Forze di Polizia, approfondimento sull’atto dovuto: il falso scandalo, le garanzie dimenticate, la politica degli slogan e la realtà della legge
«Sarebbe ora di smetterla di scandalizzarsi per il cosiddetto atto dovuto.» L’avvocato Giorgio Carta lo ha ricordato con chiarezza: ogni volta che muore qualcuno durante un intervento di polizia, l’apertura di un fascicolo è un passaggio obbligato.
Non è un’accusa, non è un marchio d’infamia: è il meccanismo che serve a fare luce, a garantire trasparenza e – paradossalmente – a proteggere gli stessi operatori delle forze dell’ordine.
Eppure, a ogni nuovo caso, la politica si straccia le vesti: indignazioni a effetto, slogan facili, social pieni di applausi. Ma la domanda vera resta quella posta da Carta: «Chi è contro l’atto dovuto, che alternative propone? Archiviare una morte con un modulo CID? Liquidare tutto con un’alzata di spalle?».
La verità è che senza questo strumento non ci sarebbe Stato di diritto, ma un buco nero di arbitrarietà.
Non è un’accusa, non è un processo mediatico, è semplicemente un accertamento tecnico e formale. Un meccanismo di trasparenza che serve a tutti: cittadini, famiglie delle vittime e soprattutto agli stessi operatori delle forze dell’ordine.

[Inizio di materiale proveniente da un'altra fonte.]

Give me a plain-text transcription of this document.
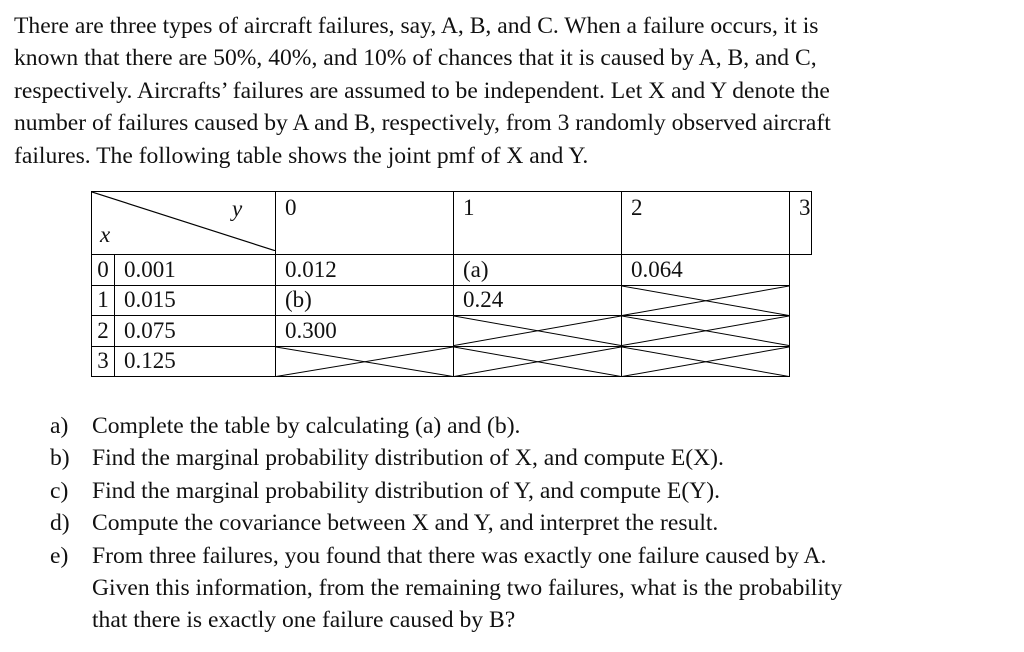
There are three types of aircraft failures, say, A, B, and C. When a failure occurs, it is
known that there are 50%, 40%, and 10% of chances that it is caused by A, B, and C,
respectively. Aircrafts’ failures are assumed to be independent. Let X and Y denote the
number of failures caused by A and B, respectively, from 3 randomly observed aircraft
failures. The following table shows the joint pmf of X and Y.
y
x		0	1	2	3
0	0.001	0.012	(a)	0.064	
1	0.015	(b)	0.24	

2	0.075	0.300	

3	0.125	

a)	Complete the table by calculating (a) and (b).
b) Find the marginal probability distribution of X, and compute E(X).
c)	Find the marginal probability distribution of Y, and compute E(Y).
d) Compute the covariance between X and Y, and interpret the result.
e)	From three failures, you found that there was exactly one failure caused by A.
Given this information, from the remaining two failures, what is the probability
that there is exactly one failure caused by B?
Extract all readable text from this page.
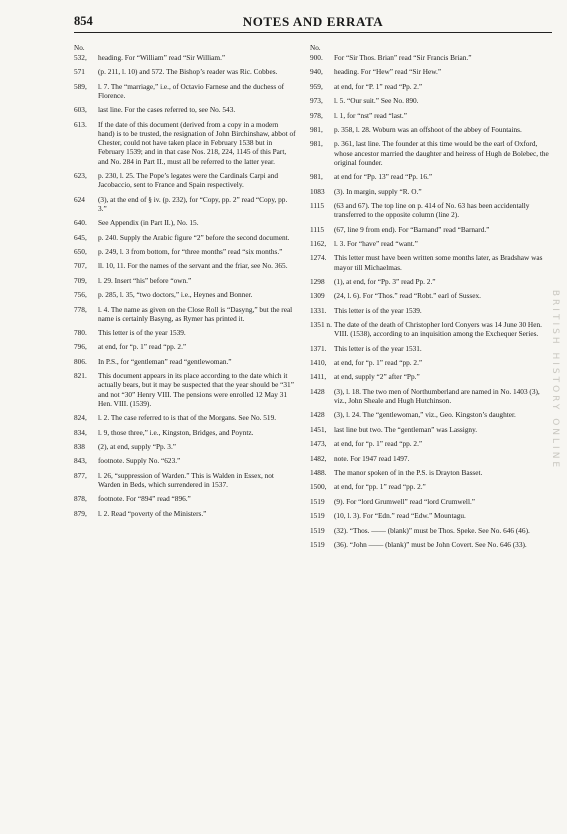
854	NOTES AND ERRATA
No.
532, heading. For “William” read “Sir William.”
571 (p. 211, l. 10) and 572. The Bishop’s reader was Ric. Cobbes.
589, l. 7. The “marriage,” i.e., of Octavio Farnese and the duchess of Florence.
603, last line. For the cases referred to, see No. 543.
613. If the date of this document (derived from a copy in a modern hand) is to be trusted, the resignation of John Birchinshaw, abbot of Chester, could not have taken place in February 1538 but in February 1539; and in that case Nos. 218, 224, 1145 of this Part, and No. 284 in Part II., must all be referred to the latter year.
623, p. 230, l. 25. The Pope’s legates were the Cardinals Carpi and Jacobaccio, sent to France and Spain respectively.
624 (3), at the end of § iv. (p. 232), for “Copy, pp. 2” read “Copy, pp. 3.”
640. See Appendix (in Part II.), No. 15.
645, p. 240. Supply the Arabic figure “2” before the second document.
650, p. 249, l. 3 from bottom, for “three months” read “six months.”
707, ll. 10, 11. For the names of the servant and the friar, see No. 365.
709, l. 29. Insert “his” before “own.”
756, p. 285, l. 35, “two doctors,” i.e., Heynes and Bonner.
778, l. 4. The name as given on the Close Roll is “Dasyng,” but the real name is certainly Basyng, as Rymer has printed it.
780. This letter is of the year 1539.
796, at end, for “p. 1” read “pp. 2.”
806. In P.S., for “gentleman” read “gentlewoman.”
821. This document appears in its place according to the date which it actually bears, but it may be suspected that the year should be “31” and not “30” Henry VIII. The pensions were enrolled 12 May 31 Hen. VIII. (1539).
824, l. 2. The case referred to is that of the Morgans. See No. 519.
834, l. 9, those three,” i.e., Kingston, Bridges, and Poyntz.
838 (2), at end, supply “Pp. 3.”
843, footnote. Supply No. “623.”
877, l. 26, “suppression of Warden.” This is Walden in Essex, not Warden in Beds, which surrendered in 1537.
878, footnote. For “894” read “896.”
879, l. 2. Read “poverty of the Ministers.”
No.
900. For “Sir Thos. Brian” read “Sir Francis Brian.”
940, heading. For “Hew” read “Sir Hew.”
959, at end, for “P. 1” read “Pp. 2.”
973, l. 5. “Our suit.” See No. 890.
978, l. 1, for “nst” read “last.”
981, p. 358, l. 28. Woburn was an offshoot of the abbey of Fountains.
981, p. 361, last line. The founder at this time would be the earl of Oxford, whose ancestor married the daughter and heiress of Hugh de Bolebec, the original founder.
981, at end for “Pp. 13” read “Pp. 16.”
1083 (3). In margin, supply “R. O.”
1115 (63 and 67). The top line on p. 414 of No. 63 has been accidentally transferred to the opposite column (line 2).
1115 (67, line 9 from end). For “Barnand” read “Barnard.”
1162, l. 3. For “have” read “want.”
1274. This letter must have been written some months later, as Bradshaw was mayor till Michaelmas.
1298 (1), at end, for “Pp. 3” read Pp. 2.”
1309 (24, l. 6). For “Thos.” read “Robt.” earl of Sussex.
1331. This letter is of the year 1539.
1351 n. The date of the death of Christopher lord Conyers was 14 June 30 Hen. VIII. (1538), according to an inquisition among the Exchequer Series.
1371. This letter is of the year 1531.
1410, at end, for “p. 1” read “pp. 2.”
1411, at end, supply “2” after “Pp.”
1428 (3), l. 18. The two men of Northumberland are named in No. 1403 (3), viz., John Sheale and Hugh Hutchinson.
1428 (3), l. 24. The “gentlewoman,” viz., Geo. Kingston’s daughter.
1451, last line but two. The “gentleman” was Lassigny.
1473, at end, for “p. 1” read “pp. 2.”
1482, note. For 1947 read 1497.
1488. The manor spoken of in the P.S. is Drayton Basset.
1500, at end, for “pp. 1” read “pp. 2.”
1519 (9). For “lord Grumwell” read “lord Crumwell.”
1519 (10, l. 3). For “Edn.” read “Edw.” Mountagu.
1519 (32). “Thos. —— (blank)” must be Thos. Speke. See No. 646 (46).
1519 (36). “John —— (blank)” must be John Covert. See No. 646 (33).
BRITISH HISTORY ONLINE
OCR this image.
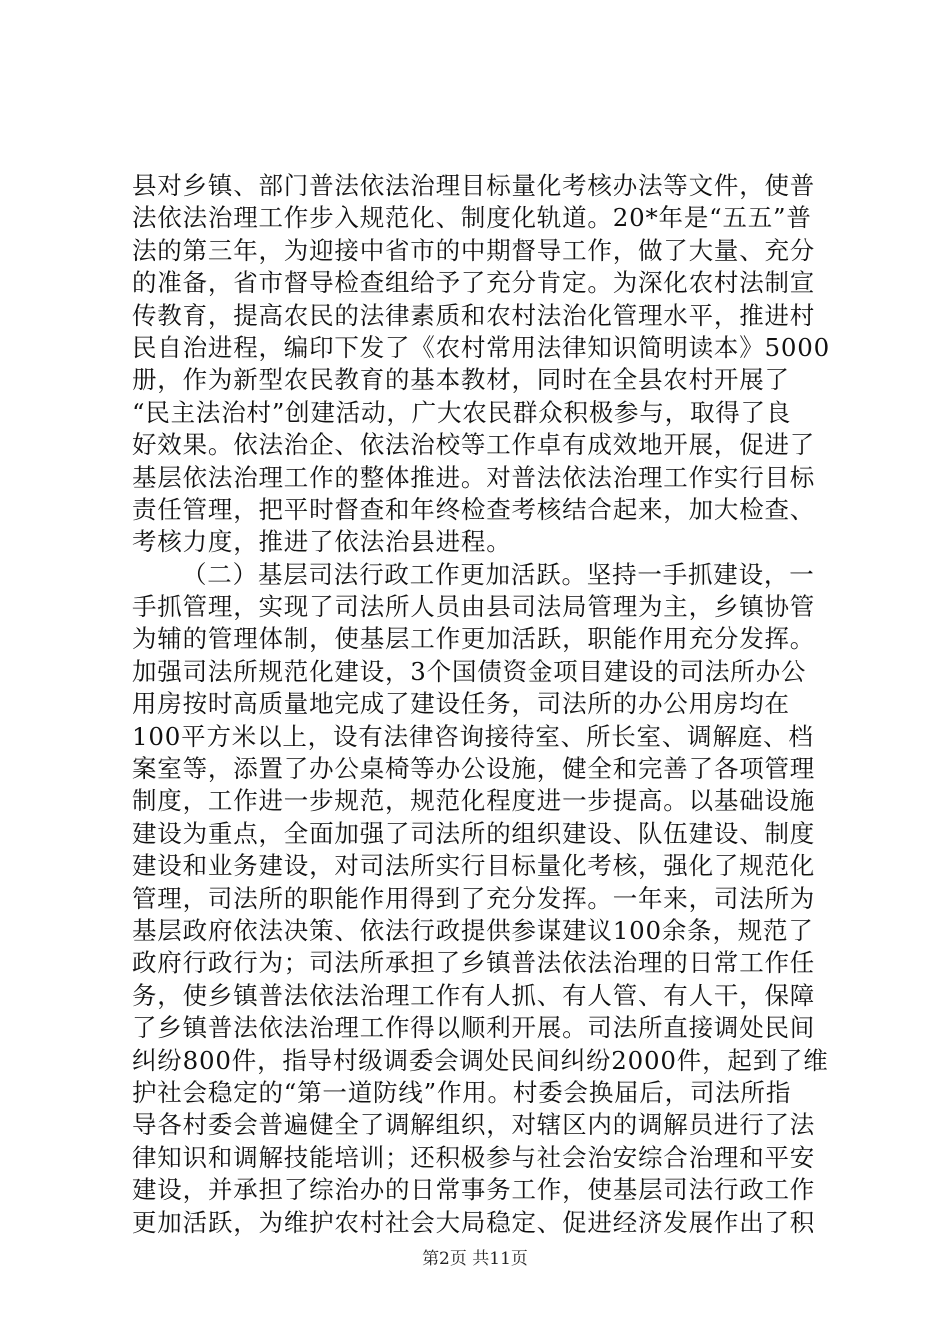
县对乡镇、部门普法依法治理目标量化考核办法等文件，使普
法依法治理工作步入规范化、制度化轨道。20*年是“五五”普
法的第三年，为迎接中省市的中期督导工作，做了大量、充分
的准备，省市督导检查组给予了充分肯定。为深化农村法制宣
传教育，提高农民的法律素质和农村法治化管理水平，推进村
民自治进程，编印下发了《农村常用法律知识简明读本》5000
册，作为新型农民教育的基本教材，同时在全县农村开展了
“民主法治村”创建活动，广大农民群众积极参与，取得了良
好效果。依法治企、依法治校等工作卓有成效地开展，促进了
基层依法治理工作的整体推进。对普法依法治理工作实行目标
责任管理，把平时督查和年终检查考核结合起来，加大检查、
考核力度，推进了依法治县进程。
（二）基层司法行政工作更加活跃。坚持一手抓建设，一
手抓管理，实现了司法所人员由县司法局管理为主，乡镇协管
为辅的管理体制，使基层工作更加活跃，职能作用充分发挥。
加强司法所规范化建设，3个国债资金项目建设的司法所办公
用房按时高质量地完成了建设任务，司法所的办公用房均在
100平方米以上，设有法律咨询接待室、所长室、调解庭、档
案室等，添置了办公桌椅等办公设施，健全和完善了各项管理
制度，工作进一步规范，规范化程度进一步提高。以基础设施
建设为重点，全面加强了司法所的组织建设、队伍建设、制度
建设和业务建设，对司法所实行目标量化考核，强化了规范化
管理，司法所的职能作用得到了充分发挥。一年来，司法所为
基层政府依法决策、依法行政提供参谋建议100余条，规范了
政府行政行为；司法所承担了乡镇普法依法治理的日常工作任
务，使乡镇普法依法治理工作有人抓、有人管、有人干，保障
了乡镇普法依法治理工作得以顺利开展。司法所直接调处民间
纠纷800件，指导村级调委会调处民间纠纷2000件，起到了维
护社会稳定的“第一道防线”作用。村委会换届后，司法所指
导各村委会普遍健全了调解组织，对辖区内的调解员进行了法
律知识和调解技能培训；还积极参与社会治安综合治理和平安
建设，并承担了综治办的日常事务工作，使基层司法行政工作
更加活跃，为维护农村社会大局稳定、促进经济发展作出了积
第2页 共11页
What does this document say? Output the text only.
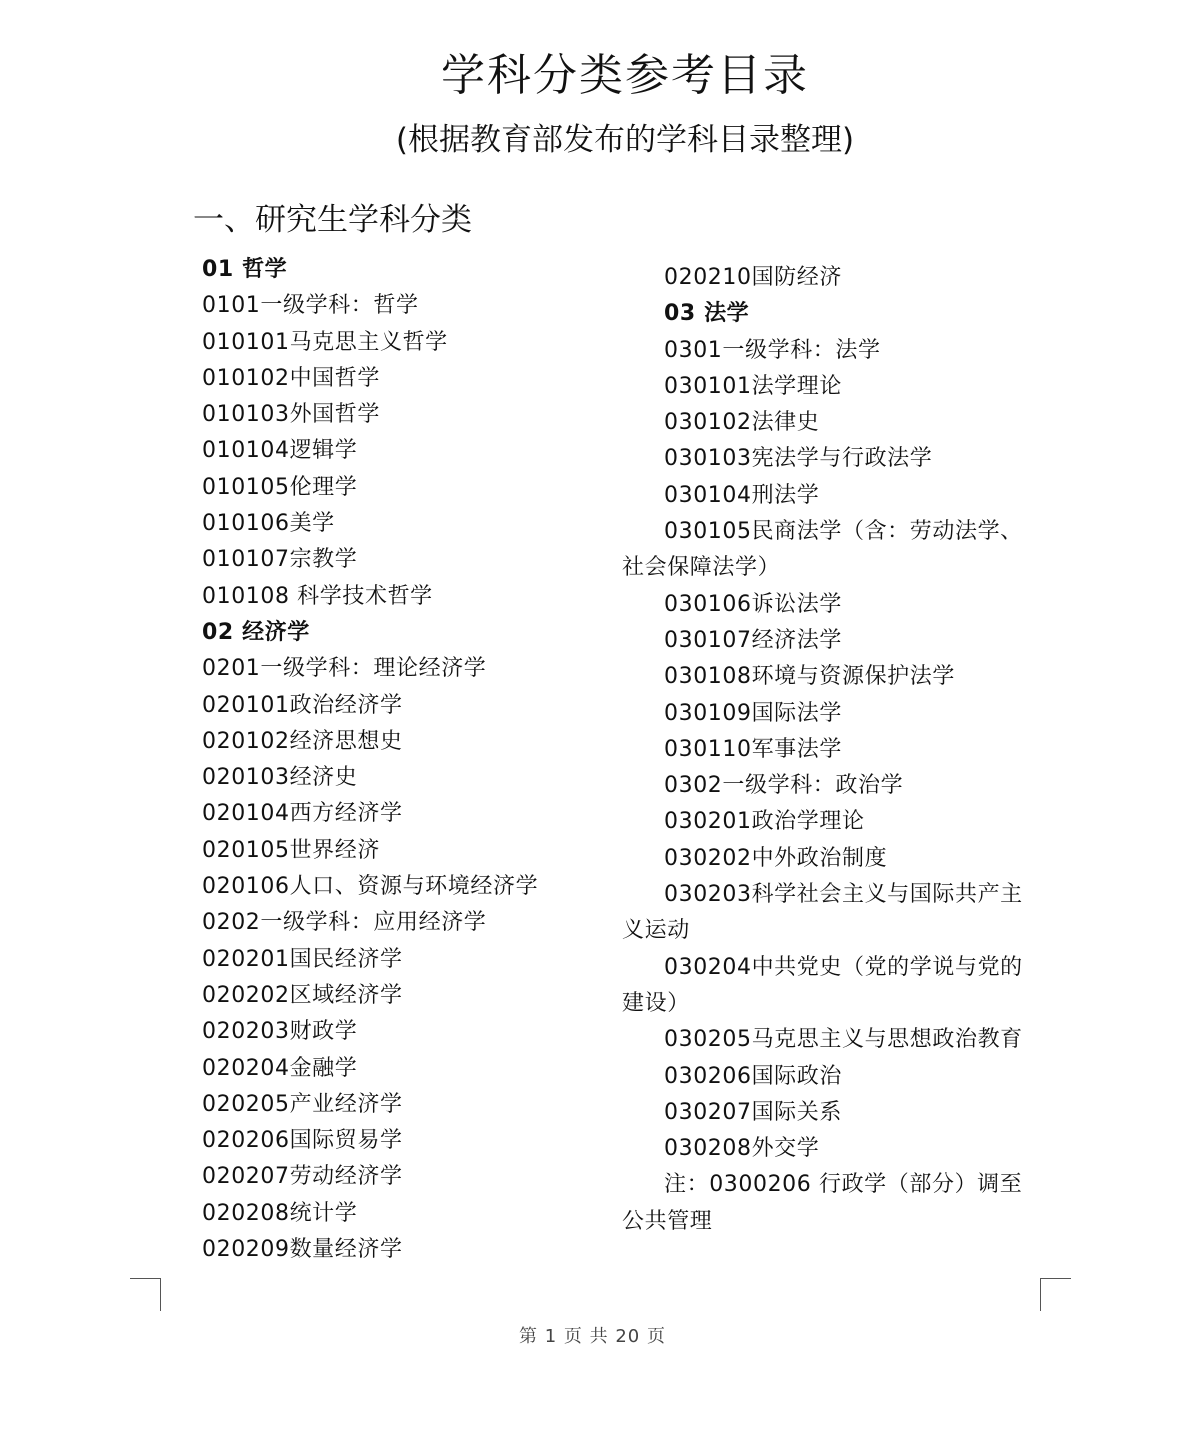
学科分类参考目录
(根据教育部发布的学科目录整理)
一、研究生学科分类
01 哲学
0101一级学科：哲学
010101马克思主义哲学
010102中国哲学
010103外国哲学
010104逻辑学
010105伦理学
010106美学
010107宗教学
010108 科学技术哲学
02 经济学
0201一级学科：理论经济学
020101政治经济学
020102经济思想史
020103经济史
020104西方经济学
020105世界经济
020106人口、资源与环境经济学
0202一级学科：应用经济学
020201国民经济学
020202区域经济学
020203财政学
020204金融学
020205产业经济学
020206国际贸易学
020207劳动经济学
020208统计学
020209数量经济学
020210国防经济
03 法学
0301一级学科：法学
030101法学理论
030102法律史
030103宪法学与行政法学
030104刑法学
030105民商法学（含：劳动法学、
社会保障法学）
030106诉讼法学
030107经济法学
030108环境与资源保护法学
030109国际法学
030110军事法学
0302一级学科：政治学
030201政治学理论
030202中外政治制度
030203科学社会主义与国际共产主
义运动
030204中共党史（党的学说与党的
建设）
030205马克思主义与思想政治教育
030206国际政治
030207国际关系
030208外交学
注：0300206 行政学（部分）调至
公共管理
第 1 页 共 20 页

Eppure, a ogni nuovo caso, il copione si ripete: dichiarazioni indignate, politici pronti a gridare allo scandalo e a ergersi paladini delle divise. Facile, sui social, raccogliere applausi con la formula magica “atto dovuto = oltraggio alle forze dell’ordine”. Ma la verità è un’altra: si tratta di una presa in giro per chi non conosce la legge.
Indagato non vuol dire colpevole
Ricevere un avviso di garanzia non equivale a una condanna. Al contrario, significa che si diventa partecipe delle indagini con tutti i diritti di difesa. Un indagato, a differenza di un testimone, gode della facoltà di non rispondere sancita dall’art. 64 c.p.p. Un testimone deve dire la verità, pena il reato di falsa testimonianza; l’indagato può tacere, persino mentire a fini difensivi, senza rischiare sanzioni.
È una garanzia preziosa, figlia del principio “nemo tenetur se detegere”: nessuno può essere costretto a collaborare alla propria accusa. È il cuore del modello accusatorio, la traduzione processuale della presunzione di innocenza.
Il valore degli atti irripetibili
Un’altra verità scomoda: il tanto vituperato avviso di garanzia è in realtà il guardiano silenzioso dei diritti della difesa. Pensiamo agli atti irripetibili – un’autopsia, un’analisi di laboratorio, un sopralluogo – momenti in cui la prova si cristallizza per sempre. In quei frangenti la legge impone all’accusa di chiamare la difesa al tavolo: senza quell’avviso, l’indagato si troverebbe davanti a risultati già scritti, senza possibilità di replica.
Ecco perché parlare di atto dovuto come “umiliazione” delle divise è un rovesciamento grottesco della realtà. È proprio lì, in quell’istante irripetibile, che il diritto di difesa trova sostanza.
Il vero scandalo: tutele negate
C’è però un paradosso che Carta ha denunciato: lo Stato apre fascicoli per obbligo di legge, ma poi lascia soli gli operatori quando tutto si chiude con un’assoluzione. Agenti e militari, assolti dopo processi lunghi e logoranti, vedono rimborsate solo in parte le spese legali perché l’Avvocatura dello Stato invoca il contenimento della spesa pubblica.
Così chi ha agito correttamente si trova schiacciato dai debiti, mentre la politica continua a giocare alla guerra degli slogan. Questo sì è uno schiaffo alle divise.
Meno teatro, più diritti concreti
La verità è semplice: l’“atto dovuto” non è uno scandalo, è uno strumento di garanzia. Il vero scandalo è che manchino tutele concrete, economiche, psicologiche e legali per chi serve lo Stato. Il resto è rumore di fondo, utile solo a raccogliere voti.
Le divise non hanno bisogno di indignazioni a orologeria, ma di uno Stato che non le lasci sole. Tutto il resto è propaganda.